San Francisco’s public health department rolled out doxycycline post-exposure prophylaxis, or doxycycline PEP, in October 2022 to help combat sexually transmitted diseases, especially syphilis.
But the move has not been without controversy. Researchers have worried, for instance, about potential antibiotic resistance that may limit treatment options for other conditions addressed with doxycycline, such as skin infections and bacterial pneumonia.
Lukehart told Undark that T. pallidum has a remarkable ability to develop antibiotic resistance and that it would be “impossible to keep physicians from prescribing” doxycycline more broadly, an approach that “is almost certainly likely to be widely used, particularly in countries where antibiotics are readily available without prescription.”
Still, some researchers see potential in doxycycline-PEP. “I believe it could be very effective, especially if used by the people who are most at risk for syphilis,” said Park, who also noted that the drug is cheap, widely available, and has been safely used for decades with few side-effects.
“However, if there are unintended negative consequences,” Park said, “we may not be able to reverse course.”
Researchers will also need to improve diagnostic tests for syphilis. Those currently in use “can’t differentiate active versus previous infections, because an individual’s antibodies against T. pallidum that they generate will remain present for their lifetime,” Cameron said.
Success in treating syphilis is normally assessed according to the decline in levels of specific antibodies. But in about a quarter of people who have been infected with syphilis, the antibody levels don’t drop after treatment. In these cases, even repeated testing cannot distinguish between new and old infections, which means doctors don’t have enough information for treatment.
A solution would be a test that directly detects syphilis-causing bacteria through its DNA or proteins. In February 2022, Cameron received a $2 million grant from Open Philanthropy, a San Francisco-based funder, to help develop such a test—one that looks for proteins in patient samples including urine and plasma, the clear liquid portion of blood.

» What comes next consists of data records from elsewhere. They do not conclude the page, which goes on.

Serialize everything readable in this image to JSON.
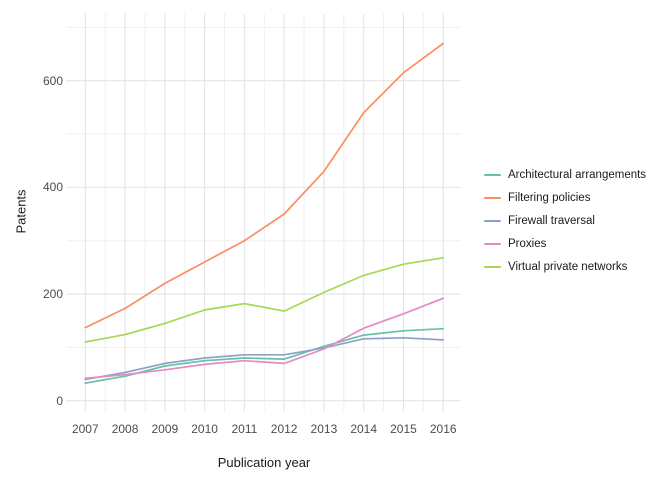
{
  "chart_data": {
    "type": "line",
    "title": "",
    "xlabel": "Publication year",
    "ylabel": "Patents",
    "x": [
      2007,
      2008,
      2009,
      2010,
      2011,
      2012,
      2013,
      2014,
      2015,
      2016
    ],
    "x_tick_labels": [
      "2007",
      "2008",
      "2009",
      "2010",
      "2011",
      "2012",
      "2013",
      "2014",
      "2015",
      "2016"
    ],
    "y_tick_labels": [
      "0",
      "200",
      "400",
      "600"
    ],
    "y_tick_values": [
      0,
      200,
      400,
      600
    ],
    "y_minor_gridline_values": [
      100,
      300,
      500,
      700
    ],
    "ylim": [
      0,
      725
    ],
    "xlim": [
      2006.55,
      2016.45
    ],
    "grid": "major+minor",
    "legend_position": "right",
    "series": [
      {
        "name": "Architectural arrangements",
        "color": "#66C2A5",
        "values": [
          33,
          46,
          65,
          75,
          80,
          78,
          102,
          123,
          131,
          135
        ]
      },
      {
        "name": "Filtering policies",
        "color": "#FC8D62",
        "values": [
          137,
          173,
          220,
          260,
          300,
          350,
          430,
          540,
          615,
          670
        ]
      },
      {
        "name": "Firewall traversal",
        "color": "#8DA0CB",
        "values": [
          40,
          53,
          70,
          80,
          86,
          86,
          99,
          116,
          118,
          114
        ]
      },
      {
        "name": "Proxies",
        "color": "#E78AC3",
        "values": [
          42,
          49,
          58,
          68,
          75,
          70,
          97,
          136,
          163,
          192
        ]
      },
      {
        "name": "Virtual private networks",
        "color": "#A6D854",
        "values": [
          110,
          124,
          145,
          170,
          182,
          168,
          203,
          235,
          256,
          268
        ]
      }
    ],
    "colors": {
      "background": "#FFFFFF",
      "grid_major": "#E4E4E4",
      "grid_minor": "#F0F0F0",
      "tick_label": "#4D4D4D",
      "axis_title": "#1A1A1A",
      "legend_text": "#1A1A1A"
    }
  }
}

Beyond improved testing and treatments, there is wide agreement among the experts who spoke with Undark that a vaccine would be the best solution. “As syphilis is only transmitted among humans, an effective vaccine has the potential to eliminate the disease altogether, thus also preventing the development of antibiotic resistance in this bacterial pathogen,” Raymond Tsang, a research scientist and laboratory chief at the Public Health Agency of Canada, wrote in an email to Undark.

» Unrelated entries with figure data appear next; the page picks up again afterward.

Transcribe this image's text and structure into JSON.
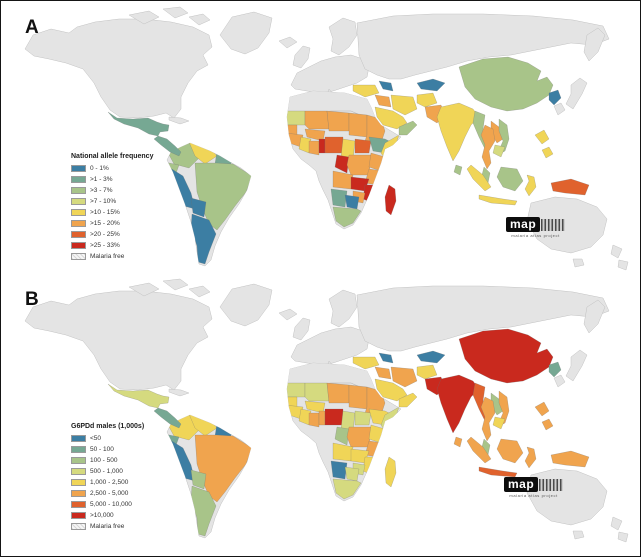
{
  "panels": [
    {
      "id": "a",
      "label": "A",
      "legend": {
        "title": "National allele frequency",
        "items": [
          {
            "label": "0 - 1%",
            "swatch": 0
          },
          {
            "label": ">1 - 3%",
            "swatch": 1
          },
          {
            "label": ">3 - 7%",
            "swatch": 2
          },
          {
            "label": ">7 - 10%",
            "swatch": 3
          },
          {
            "label": ">10 - 15%",
            "swatch": 4
          },
          {
            "label": ">15 - 20%",
            "swatch": 5
          },
          {
            "label": ">20 - 25%",
            "swatch": 6
          },
          {
            "label": ">25 - 33%",
            "swatch": 7
          },
          {
            "label": "Malaria free",
            "swatch": "hatch"
          }
        ]
      },
      "regions": {
        "mexico": 1,
        "central_america": 1,
        "colombia": 2,
        "venezuela": 4,
        "guyanas": 1,
        "ecuador": 2,
        "brazil": 2,
        "peru": 0,
        "bolivia": 0,
        "argentina": 0,
        "n_africa": "free",
        "mauritania": 3,
        "senegal": 5,
        "mali": 5,
        "burkina": 5,
        "guinea": 5,
        "ivory_coast": 4,
        "ghana": 5,
        "benin_togo": 7,
        "niger": 5,
        "nigeria": 6,
        "chad": 5,
        "sudan": 5,
        "cameroon": 4,
        "car": 6,
        "ethiopia": 1,
        "somalia": 4,
        "congo_gabon": 7,
        "drc": 5,
        "kenya": 5,
        "tanzania": 5,
        "angola": 5,
        "zambia": 7,
        "zimbabwe": 5,
        "mozambique": 7,
        "namibia": 1,
        "botswana": 0,
        "south_africa": 2,
        "madagascar": 7,
        "turkey": 4,
        "caucasus": 0,
        "iraq": 5,
        "iran": 4,
        "saudi": 4,
        "yemen_oman": 2,
        "central_asia": 0,
        "afghanistan": 4,
        "pakistan": 5,
        "india": 4,
        "sri_lanka": 2,
        "china": 2,
        "north_korea": 0,
        "myanmar": 2,
        "thailand": 5,
        "laos": 5,
        "vietnam": 2,
        "cambodia": 3,
        "malaysia": 2,
        "sumatra": 4,
        "borneo": 2,
        "java": 4,
        "sulawesi": 4,
        "philippines": 4,
        "new_guinea": 6
      }
    },
    {
      "id": "b",
      "label": "B",
      "legend": {
        "title": "G6PDd males (1,000s)",
        "items": [
          {
            "label": "<50",
            "swatch": 0
          },
          {
            "label": "50 - 100",
            "swatch": 1
          },
          {
            "label": "100 - 500",
            "swatch": 2
          },
          {
            "label": "500 - 1,000",
            "swatch": 3
          },
          {
            "label": "1,000 - 2,500",
            "swatch": 4
          },
          {
            "label": "2,500 - 5,000",
            "swatch": 5
          },
          {
            "label": "5,000 - 10,000",
            "swatch": 6
          },
          {
            "label": ">10,000",
            "swatch": 7
          },
          {
            "label": "Malaria free",
            "swatch": "hatch"
          }
        ]
      },
      "regions": {
        "mexico": 3,
        "central_america": 1,
        "colombia": 4,
        "venezuela": 4,
        "guyanas": 0,
        "ecuador": 1,
        "brazil": 5,
        "peru": 0,
        "bolivia": 2,
        "argentina": 2,
        "n_africa": "free",
        "mauritania": 3,
        "senegal": 4,
        "mali": 3,
        "burkina": 4,
        "guinea": 4,
        "ivory_coast": 4,
        "ghana": 5,
        "benin_togo": 5,
        "niger": 5,
        "nigeria": 7,
        "chad": 5,
        "sudan": 5,
        "cameroon": 3,
        "car": 3,
        "ethiopia": 4,
        "somalia": 3,
        "congo_gabon": 2,
        "drc": 5,
        "kenya": 4,
        "tanzania": 5,
        "angola": 4,
        "zambia": 4,
        "zimbabwe": 3,
        "mozambique": 4,
        "namibia": 0,
        "botswana": 3,
        "south_africa": 3,
        "madagascar": 4,
        "turkey": 4,
        "caucasus": 0,
        "iraq": 5,
        "iran": 5,
        "saudi": 4,
        "yemen_oman": 4,
        "central_asia": 0,
        "afghanistan": 4,
        "pakistan": 7,
        "india": 7,
        "sri_lanka": 5,
        "china": 7,
        "north_korea": 1,
        "myanmar": 6,
        "thailand": 5,
        "laos": 2,
        "vietnam": 5,
        "cambodia": 4,
        "malaysia": 2,
        "sumatra": 5,
        "borneo": 5,
        "java": 6,
        "sulawesi": 5,
        "philippines": 5,
        "new_guinea": 5
      }
    }
  ],
  "logo": {
    "text": "map",
    "subtext": "malaria atlas project"
  },
  "colors": {
    "classes": [
      "#3c7ea3",
      "#76a893",
      "#a8c489",
      "#d5da7f",
      "#f0d557",
      "#f0a44e",
      "#e0622d",
      "#c9291e"
    ],
    "free_land": "#e4e4e4",
    "land_border": "#c2c2c2",
    "ocean": "#ffffff",
    "hatch_light": "#f6f6f6",
    "hatch_dark": "#d7d7d7"
  }
}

The progress on a vaccine has been slow. So far, just one study reported complete protection against T. pallidum infection—in rabbits. That study was done 50 years ago and required 60 doses of inactivated, whole T. pallidum bacteria.

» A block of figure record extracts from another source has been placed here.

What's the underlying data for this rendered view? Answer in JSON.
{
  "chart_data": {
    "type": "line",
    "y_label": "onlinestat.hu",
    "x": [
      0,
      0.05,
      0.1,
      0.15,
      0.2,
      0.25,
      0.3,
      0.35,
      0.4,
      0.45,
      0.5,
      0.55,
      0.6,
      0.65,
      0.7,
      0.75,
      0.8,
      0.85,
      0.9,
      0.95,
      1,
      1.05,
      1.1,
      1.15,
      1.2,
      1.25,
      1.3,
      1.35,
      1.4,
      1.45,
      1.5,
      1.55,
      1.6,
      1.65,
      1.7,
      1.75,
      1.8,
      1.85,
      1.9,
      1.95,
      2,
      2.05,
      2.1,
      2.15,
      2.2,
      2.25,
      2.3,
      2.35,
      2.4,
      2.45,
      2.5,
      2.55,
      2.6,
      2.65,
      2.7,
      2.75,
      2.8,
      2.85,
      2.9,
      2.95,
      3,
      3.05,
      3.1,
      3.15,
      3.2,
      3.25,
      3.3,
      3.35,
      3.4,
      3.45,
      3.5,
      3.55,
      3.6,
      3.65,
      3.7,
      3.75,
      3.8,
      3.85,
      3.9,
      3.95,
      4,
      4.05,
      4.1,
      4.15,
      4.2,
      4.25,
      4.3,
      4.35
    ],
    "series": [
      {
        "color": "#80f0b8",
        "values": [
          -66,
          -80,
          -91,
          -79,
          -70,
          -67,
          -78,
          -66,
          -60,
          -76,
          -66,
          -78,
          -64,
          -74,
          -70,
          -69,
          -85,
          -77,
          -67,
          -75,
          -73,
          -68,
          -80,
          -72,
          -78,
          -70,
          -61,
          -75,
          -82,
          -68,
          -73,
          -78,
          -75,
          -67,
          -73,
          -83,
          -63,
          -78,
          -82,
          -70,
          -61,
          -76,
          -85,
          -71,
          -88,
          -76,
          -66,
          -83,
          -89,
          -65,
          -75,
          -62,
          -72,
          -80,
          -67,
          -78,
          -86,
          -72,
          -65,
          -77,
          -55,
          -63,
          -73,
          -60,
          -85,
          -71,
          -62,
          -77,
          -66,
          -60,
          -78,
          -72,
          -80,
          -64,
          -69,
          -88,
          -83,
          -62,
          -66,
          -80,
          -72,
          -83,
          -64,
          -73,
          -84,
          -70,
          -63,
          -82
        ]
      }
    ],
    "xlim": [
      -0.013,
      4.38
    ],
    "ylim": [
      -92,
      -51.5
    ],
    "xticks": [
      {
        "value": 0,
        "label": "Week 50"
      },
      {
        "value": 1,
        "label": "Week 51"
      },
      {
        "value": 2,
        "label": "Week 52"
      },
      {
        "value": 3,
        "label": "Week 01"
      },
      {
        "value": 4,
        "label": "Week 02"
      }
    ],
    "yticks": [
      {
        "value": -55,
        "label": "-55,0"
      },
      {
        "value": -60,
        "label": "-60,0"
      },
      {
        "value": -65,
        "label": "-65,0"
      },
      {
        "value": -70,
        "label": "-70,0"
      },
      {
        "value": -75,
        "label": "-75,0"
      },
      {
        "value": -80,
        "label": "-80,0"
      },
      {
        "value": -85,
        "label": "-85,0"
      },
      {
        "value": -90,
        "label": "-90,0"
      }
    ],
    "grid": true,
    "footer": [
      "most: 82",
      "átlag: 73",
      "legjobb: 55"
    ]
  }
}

Since then, experts including Cameron and Lukehart have identified some of the bacterium’s proteins that are responsible for spreading the disease within the body and between people. Lukehart and colleagues recently published a study on rabbits to test a potential vaccine that targets these proteins. Although the vaccine failed to provide complete protection against infection, it did reduce transmission or spread.
Christopher Kenyon, a professor at the Institute of Tropical Medicine in Antwerp, Belgium told Undark that although the results could be stronger in the rabbit study, the research is “very exciting.”
He added: “I think every small bit helps.”
Bhargavi Duvvuri is a fellow in global journalism at the Dalla Lana School of Public Health at the University of Toronto.